What is a Purchase Order?

Understanding the different types of purchase orders and how to effectively use them.

A purchase order (also referred to as a PO) is a contractual agreement between a purchaser and a supplier that becomes legal once the details of the purchase order have been accepted by the supplier. It is a document that details the goods or services that the buyer has agreed to buy and the terms of the purchase.

The purchase order helps a business to keep track with what has been bought as not only does it detail the items purchased but also provides a purchase order number that will correspond with invoices and delivery notes. As the document will have details of when cash will be going out of the business and when stock will be arriving helps keep a track of cash flow and stock levels within the company.

A purchase order is also useful for the supplier as any disputes over an order can be resolved by referring back to this as the original agreement.

What are the differences types of purchase orders?

1. Standard purchase order

This is the most common type of order and is used for a single order where all the information is known and can be included on the purchase order form.

The information included will be the relevant addresses, the item(s) to be purchased, the quantity needed, the price and the date to be delivered.

2. Blanket purchase order

A blanket purchase order form is used when a customer places orders for goods or services from its supplier that will be repeated, be delivered on different dates over a specific period and will require multiple payments.

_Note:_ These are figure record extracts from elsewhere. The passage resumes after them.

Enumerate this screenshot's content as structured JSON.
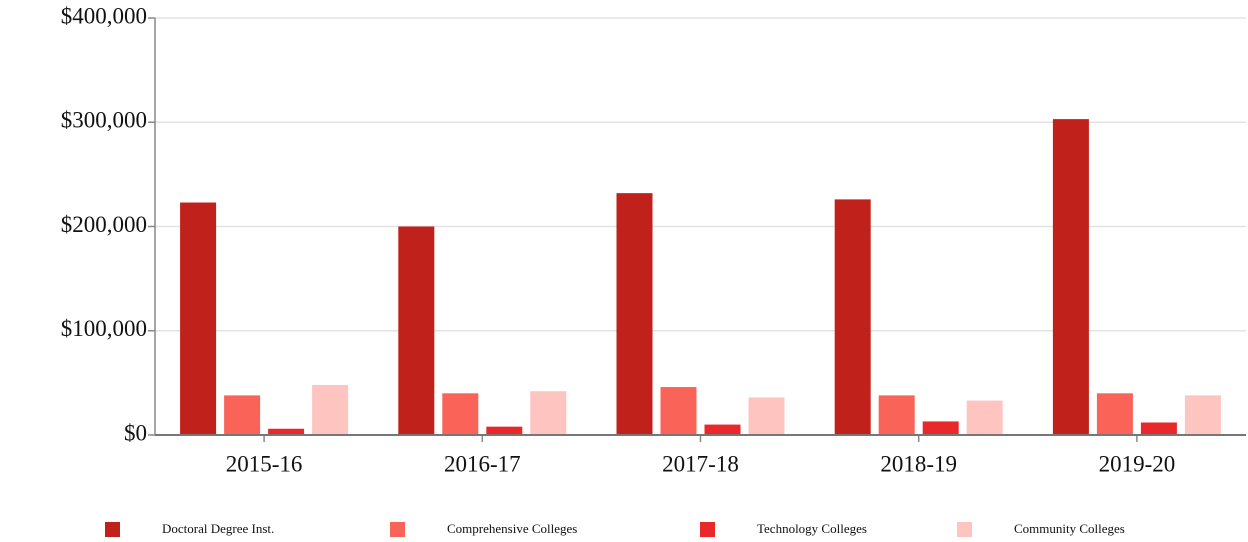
{
  "chart_data": {
    "type": "bar",
    "categories": [
      "2015-16",
      "2016-17",
      "2017-18",
      "2018-19",
      "2019-20"
    ],
    "series": [
      {
        "name": "Doctoral Degree Inst.",
        "color": "#c0211a",
        "values": [
          223000,
          200000,
          232000,
          226000,
          303000
        ]
      },
      {
        "name": "Comprehensive Colleges",
        "color": "#fa6357",
        "values": [
          38000,
          40000,
          46000,
          38000,
          40000
        ]
      },
      {
        "name": "Technology Colleges",
        "color": "#e8282b",
        "values": [
          6000,
          8000,
          10000,
          13000,
          12000
        ]
      },
      {
        "name": "Community Colleges",
        "color": "#fdc4c0",
        "values": [
          48000,
          42000,
          36000,
          33000,
          38000
        ]
      }
    ],
    "ylim": [
      0,
      400000
    ],
    "yticks": [
      {
        "value": 0,
        "label": "$0"
      },
      {
        "value": 100000,
        "label": "$100,000"
      },
      {
        "value": 200000,
        "label": "$200,000"
      },
      {
        "value": 300000,
        "label": "$300,000"
      },
      {
        "value": 400000,
        "label": "$400,000"
      }
    ],
    "grid": true,
    "legend": "bottom"
  }
}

It is often used for goods that are expendable as the customer can’t hold all the stock at the same time and may involve differing amounts and quantities

3. Planned purchase order

A planned purchase order is a commitment from the buyer to purchase goods or services from a single supplier over the long term. The buyer is legally bound to commit to the price and the quantity of the item but may not know in advance what the delivery dates will be.

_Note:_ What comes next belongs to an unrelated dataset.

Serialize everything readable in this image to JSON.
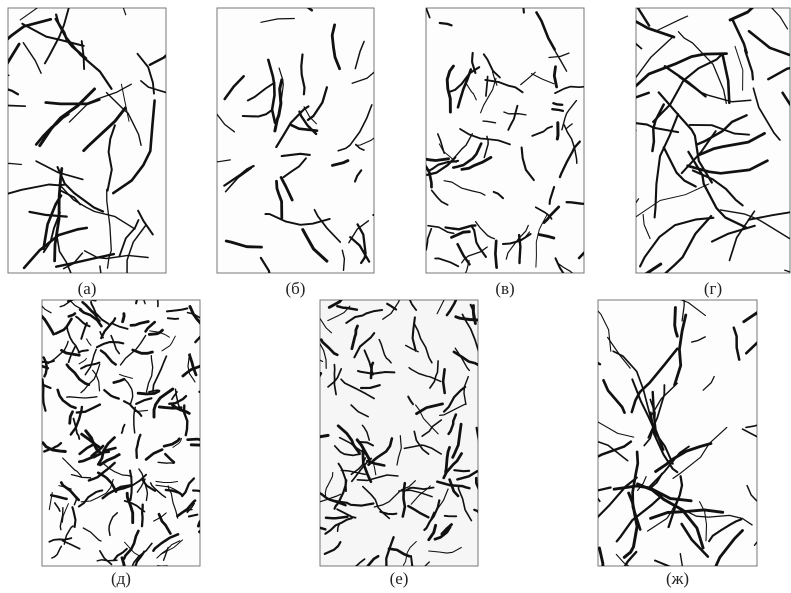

The information included in a planned purchase order will be information on the goods or services required with quantities, costs and possible delivery dates. Once the specific dates for the items to be delivered are known the buyer will submit a release form to the supplier.

4. Contract purchase order

A contract purchase order is for businesses that have not yet indicated to the supplier what goods and services they will be purchasing but want to create a contract purchase agreement to determine what the specific terms will be. This could include information on payment and delivery and forms the basis for a future commercial relationship.

How to raise a purchase order

A purchase order is raised by the buyer and sent to the supplier, the details are usually put into a purchase order template

It can be sent via email or posted to the supplier who will negotiate on or agree to the details on the purchase order form and once agreed send the relevant goods or services to the buyer.

The supplier will then follow this up by issuing an invoice to the buyer and the buyer will then pay for the goods or services within the agreed timeframe.

The steps to creating a purchase order:

  1. Create a purchase order number. This helps both buyer and supplier cross check with deliveries and invoices.
  2. Name and address of the buyers and name and address of where the goods or services are to be delivered.
  3. Details of the shipping including how long it will take and what method of shipping is required.
  4. Name and address of the supplier including details of a contact at the supplying company.
  5. Terms of payment, delivery, shipping and any other relevant terms.
  6. A list of the items to be bought, the quantity required the agreed price and finally the total amount to be paid.